A commonly expressed opinion is that there is value in restricting access to research data, where “ownership of data represents intangible capital that gives scientists a competitive advantage in some academic fields” (Nature 520, 587, 2015)—unless the proud owners of the data wish to publish in this journal that is, as readers expect there to be substance behind the claims of the research article and to be able to use those data in their own research. Funding bodies in many countries insist upon data access no later than their first publication as a condition for grants. There are now many options for secure and permanent data archiving in accordance with the wishes of the research subjects who gave informed consent for their data to be used for research.

The journal continues to support and endorse two major international databases. On page 692, Ilkka Lappalainen and colleagues present the operation and uses of the European Genome-phenome Archive (EGA), a secure repository for consented human genetics data. Another attractive option, the database of Genotype and Phenotype (dbGaP), was described here last year (Nat. Genet. 46, 934–938, 2014). We note that these databases offer two models for access. In the EGA, data access committees for each institution, country or funder work with data users, and the repository provides infrastructure and access control accordingly. dbGaP, in contrast, is centralized at the US National Institutes of Health, and the Institutes provide access committees for the data from work they fund.

Although we recognize that these US and European databases are suitable for most research in the field, national laws may require local databases and access protocols to be developed for different communities. The most positive benefit that could be accrued by local data stewardship would be capacity building through using data access to recruit qualified international experts to collaborate or work locally on the data. But, given the global reach of the internet and cloud, capacity could be built electronically as well as in person, so we urge forward-looking strategists and legislators to anticipate these benefits rather than to be unnecessarily restrictive.

We regard a data descriptor and a live accession code to a permanent data set in a supported repository as the minimum acceptable data access provision compatible with publication in a high-impact journal, and therefore hold the view that restrictive legislation with regard to access to data will inevitably place local researchers at an international disadvantage with respect to reputation, publication and collaboration.
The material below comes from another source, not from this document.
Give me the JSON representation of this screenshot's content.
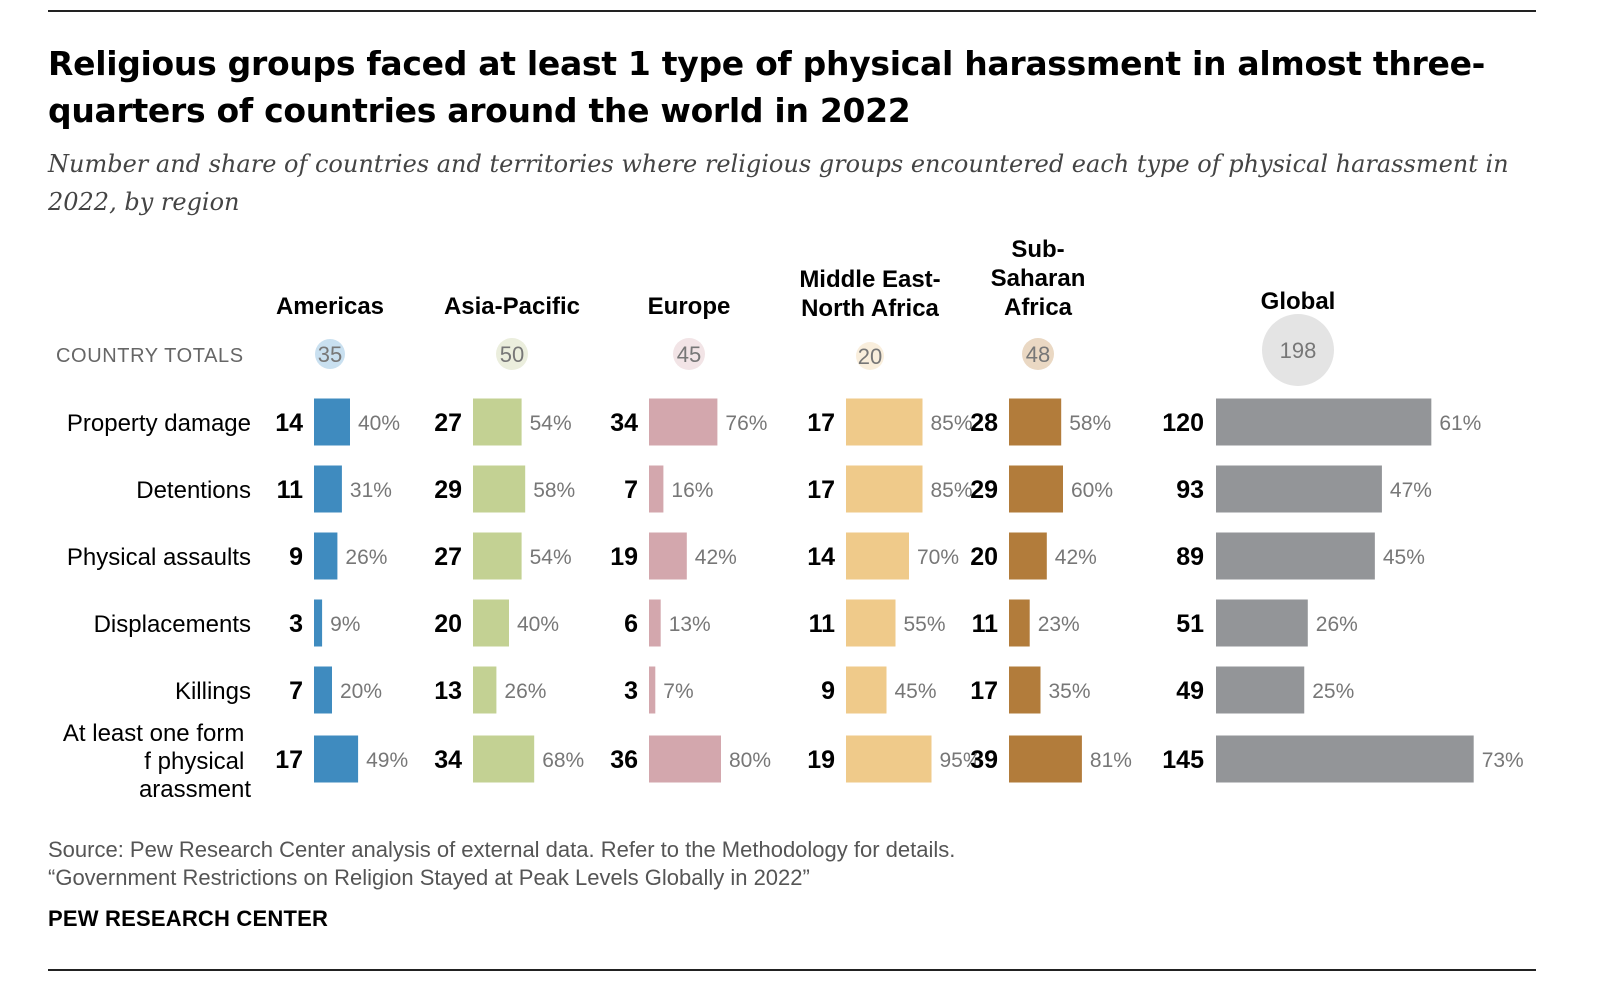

Without specific access provisions for qualified applicants to use data for purposes for which they were originally consented, such costive data management will also undermine trust in the research.

As we are an international journal and usable repositories have been developed and supported by funders and researchers alike, we see no reason to make exceptions or concessions to review or publish research articles—from any part of the world—that lack the most basic access to data. In practice, we will contact the authors of articles where much of the impact of the work depends on access to the data and ask either that the data resources be properly described and deposited or that the authors obtain a data descriptor with Scientific Data (http://www.nature.com/sdata/) to explain their data access provisions. In addition to guiding users to the data, this process helps with deposition in a suitable repository in a maximally useful format. A high-impact paper needs to have a high degree of usefulness to others.